[TO] Droit immobilier

Augmentation des loyers dans le parc public

Réponse ministérielle du 3 août 2010 – Ministère du Logement et urbanisme – Question N° : 78857 Assemblée Nationale du 18/05/2010 – Réponse du 03/08/2010

Question  : M. Jean-Pierre Balligand appelle l’attention de M. le secrétaire d’État chargé du logement et de l’urbanisme sur l’augmentation des loyers dans le parc public, qui concerne 4,5 millions de foyers. Selon une étude de la Confédération nationale du logement (CNL), les loyers des logements sociaux ont augmenté en moyenne de 1,97 % au 1er janvier 2010, allant même au-delà de 2 % pour 11,7 % d’entre eux. Il lui demande de bien vouloir lui indiquer les mesures qu’il compte prendre pour rappeler les consignes qu’il avait données demandant de ne pas aller au-delà de 1 % de hausse.

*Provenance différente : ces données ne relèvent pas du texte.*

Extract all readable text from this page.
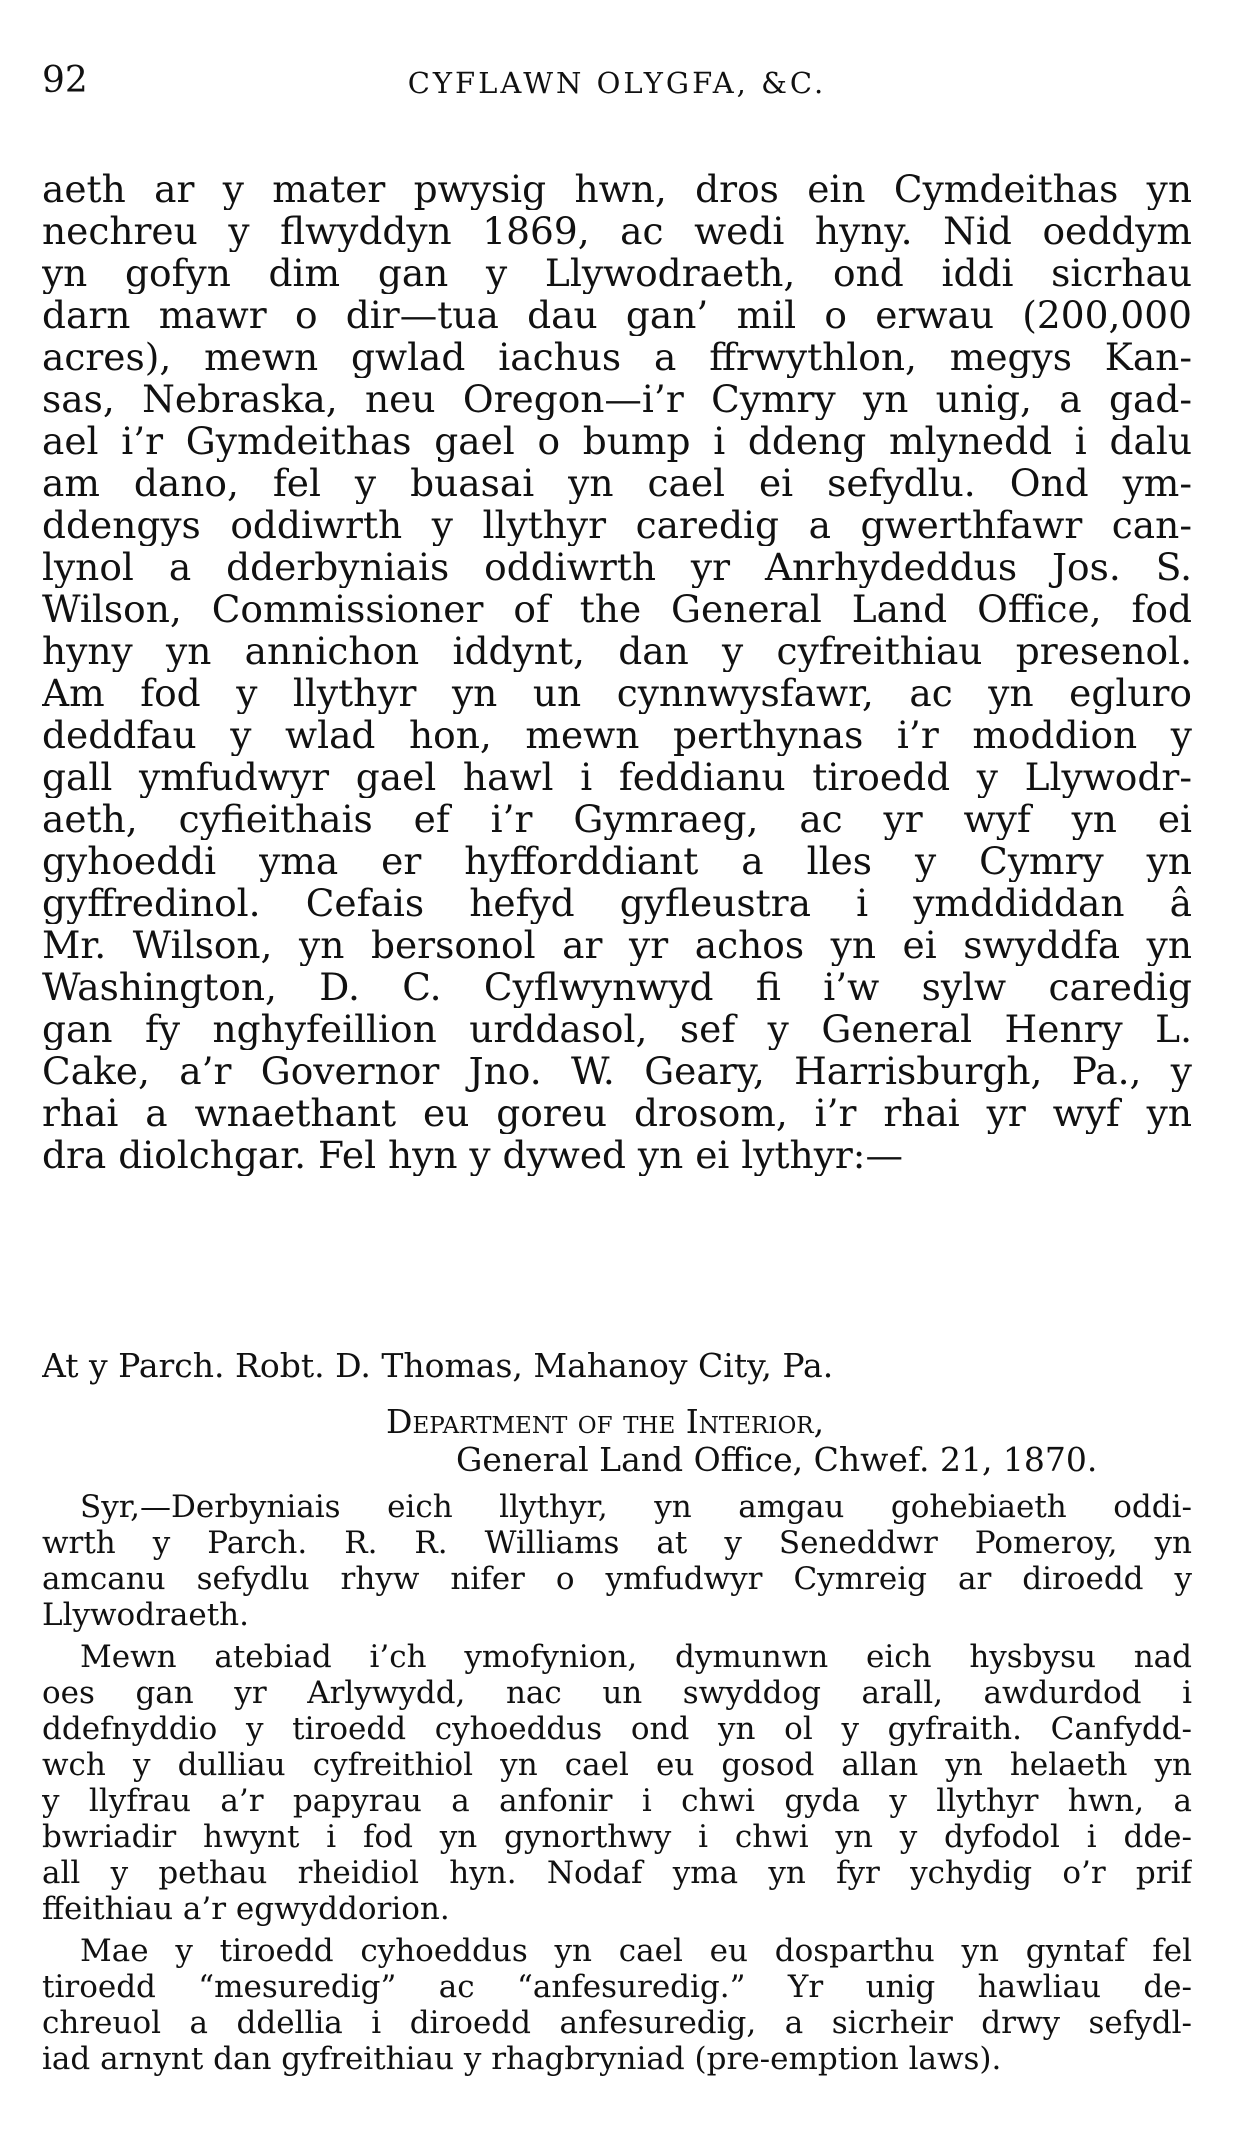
92	CYFLAWN OLYGFA, &C.
aeth ar y mater pwysig hwn, dros ein Cymdeithas yn
nechreu y flwyddyn 1869, ac wedi hyny. Nid oeddym
yn gofyn dim gan y Llywodraeth, ond iddi sicrhau
darn mawr o dir—tua dau gan’ mil o erwau (200,000
acres), mewn gwlad iachus a ffrwythlon, megys Kan-
sas, Nebraska, neu Oregon—i’r Cymry yn unig, a gad-
ael i’r Gymdeithas gael o bump i ddeng mlynedd i dalu
am dano, fel y buasai yn cael ei sefydlu. Ond ym-
ddengys oddiwrth y llythyr caredig a gwerthfawr can-
lynol a dderbyniais oddiwrth yr Anrhydeddus Jos. S.
Wilson, Commissioner of the General Land Office, fod
hyny yn annichon iddynt, dan y cyfreithiau presenol.
Am fod y llythyr yn un cynnwysfawr, ac yn egluro
deddfau y wlad hon, mewn perthynas i’r moddion y
gall ymfudwyr gael hawl i feddianu tiroedd y Llywodr-
aeth, cyfieithais ef i’r Gymraeg, ac yr wyf yn ei
gyhoeddi yma er hyfforddiant a lles y Cymry yn
gyffredinol. Cefais hefyd gyfleustra i ymddiddan â
Mr. Wilson, yn bersonol ar yr achos yn ei swyddfa yn
Washington, D. C. Cyflwynwyd fi i’w sylw caredig
gan fy nghyfeillion urddasol, sef y General Henry L.
Cake, a’r Governor Jno. W. Geary, Harrisburgh, Pa., y
rhai a wnaethant eu goreu drosom, i’r rhai yr wyf yn
dra diolchgar. Fel hyn y dywed yn ei lythyr:—
At y Parch. Robt. D. Thomas, Mahanoy City, Pa.
Department of the Interior,
General Land Office, Chwef. 21, 1870.
Syr,—Derbyniais eich llythyr, yn amgau gohebiaeth oddi-
wrth y Parch. R. R. Williams at y Seneddwr Pomeroy, yn
amcanu sefydlu rhyw nifer o ymfudwyr Cymreig ar diroedd y
Llywodraeth.
Mewn atebiad i’ch ymofynion, dymunwn eich hysbysu nad
oes gan yr Arlywydd, nac un swyddog arall, awdurdod i
ddefnyddio y tiroedd cyhoeddus ond yn ol y gyfraith. Canfydd-
wch y dulliau cyfreithiol yn cael eu gosod allan yn helaeth yn
y llyfrau a’r papyrau a anfonir i chwi gyda y llythyr hwn, a
bwriadir hwynt i fod yn gynorthwy i chwi yn y dyfodol i dde-
all y pethau rheidiol hyn. Nodaf yma yn fyr ychydig o’r prif
ffeithiau a’r egwyddorion.
Mae y tiroedd cyhoeddus yn cael eu dosparthu yn gyntaf fel
tiroedd “mesuredig” ac “anfesuredig.” Yr unig hawliau de-
chreuol a ddellia i diroedd anfesuredig, a sicrheir drwy sefydl-
iad arnynt dan gyfreithiau y rhagbryniad (pre-emption laws).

Réponse  : En application des articles L. 442-1 et suivants du code de la construction et de l’habitation (CCH), les organismes HLM déterminent librement leurs loyers initiaux dans la limite des prix de base au mètre carré fixés par l’autorité administrative. Par la suite, les réactualisations annuelles des loyers en cours de bail sont limitées à 10 % par semestre dans la limite des loyers plafonds des conventions ouvrant droit à l’aide personnalisée au logement (APL) que les bailleurs ont signées avec l’État. Les loyers maximaux des conventions sont révisables, quant à eux, chaque année au 1er janvier, en fonction des variations de l’indice de référence des loyers (IRL). Afin de limiter les hausses des loyers pratiqués, le Gouvernement recommande chaque année, par circulaire, aux organismes d’habitation à loyer modéré de ne pas dépasser un certain pourcentage d’augmentation. Ce pourcentage a été fixé, en effet, à 1 % pour 2010, que les logements soient ou non conventionnés à l’APL. Dans le cadre de ces recommandations, les organismes doivent informer les préfets des hausses de loyers projetées pour l’ensemble de l’année suivante en tenant compte de la situation des locataires et des moyens nécessaires à la maintenance et au développement de leur patrimoine. En cas de hausses considérées comme anormales au regard des justifications apportées par l’organisme, les préfets peuvent exiger une seconde délibération de l’organisme bailleur en leur demandant de réduire la hausse prévue par la première délibération.